>I'd say the circumstantial evidence is strong that religious loonies are
>in complete charge of the country. Above all else, the election results
>represent adamant denial of reality -- belief that Iraq was responsible
>for 9/11, that Bush has alleviated rather than worsened the potential for
>terrorism, that the US can pile up endless external debt while telling
>other nations to go fuck themselves, etc., etc. That amount of fantasy is
>compatible only with a thoroughgoing religious worldview. Faith, as Mark
>Twain memorably observed, is believing what you know ain't so.
I looked this up because of the comment that science has left us unmoored from any sense of meaning or purpose to our lives. It's an old trope as Jon correctly surmises. Quoting quotes and not contributing original thoughts, trite, I know, but it'll have to do:
"Since asceticism undertook to remodel the world and to work out its ideals in the world, material goods have gained an increasing and finally an inexorable power over the lives of men as at no previous period in history. Today the spirit of religious asceticism--whether finally, who knows?--has escaped from the cage. But victorious capitalism, since it rests on mechanical foundations, needs its support no longer. The rosy blush of its laughing heir, the Enlightenment, also seems to be irretrievably fading, and the idea of duty in one's calling prowls about in our lives like the ghost of dead religious beliefs."

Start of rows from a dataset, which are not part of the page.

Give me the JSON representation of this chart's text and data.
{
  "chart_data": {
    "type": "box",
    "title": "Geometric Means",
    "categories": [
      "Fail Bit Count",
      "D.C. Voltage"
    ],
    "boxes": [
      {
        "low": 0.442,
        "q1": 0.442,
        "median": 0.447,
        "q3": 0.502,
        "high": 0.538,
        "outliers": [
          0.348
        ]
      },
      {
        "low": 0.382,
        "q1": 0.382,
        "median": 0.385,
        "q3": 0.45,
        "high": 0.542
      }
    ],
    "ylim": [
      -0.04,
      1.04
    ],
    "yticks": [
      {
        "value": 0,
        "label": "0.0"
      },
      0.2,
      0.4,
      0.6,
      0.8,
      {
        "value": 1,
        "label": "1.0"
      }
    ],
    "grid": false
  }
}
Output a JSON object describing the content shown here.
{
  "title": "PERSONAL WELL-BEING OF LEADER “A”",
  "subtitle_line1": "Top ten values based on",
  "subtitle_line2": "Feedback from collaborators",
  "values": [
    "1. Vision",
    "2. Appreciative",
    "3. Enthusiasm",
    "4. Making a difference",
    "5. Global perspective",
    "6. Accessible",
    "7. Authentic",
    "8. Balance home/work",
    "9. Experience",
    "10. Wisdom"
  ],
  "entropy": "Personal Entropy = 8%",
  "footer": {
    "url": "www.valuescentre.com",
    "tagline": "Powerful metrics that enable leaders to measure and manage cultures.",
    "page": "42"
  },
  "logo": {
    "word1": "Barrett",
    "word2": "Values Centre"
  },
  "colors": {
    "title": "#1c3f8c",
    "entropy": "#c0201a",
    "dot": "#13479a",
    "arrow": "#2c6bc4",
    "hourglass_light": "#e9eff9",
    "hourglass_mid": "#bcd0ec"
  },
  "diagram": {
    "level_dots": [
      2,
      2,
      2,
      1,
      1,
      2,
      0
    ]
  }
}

"In the field of its highest development, in the United States, the pursuit of wealth, stripped of its religious and ethical meaning, tends to become associated with purely mundane passions, which often actually give it the character of sport.
"No one knows who will live in this cage in the future, or whether at the end of this tremendous development entirely new prophets will arise, or there will be a great rebirth of old ideas and ideals or, if neither, mechanized petrification embellished with a sort of convulsive self-importance. For of the last stage of this cultural development, it might well be truly said: 'Specialists without spirit, sensualists without heart; this nullity imagines that it has obtained a level of civilization never before achieved'".
--Max Weber, The Protestant Ethic and the Spirit of Capitalism
(and remember, Weber sat around staring out a window, obsessively picking at his fingernails. Not a good model. :)
k
"We live under the Confederacy. We're a podunk bunch of swaggering pious hicks."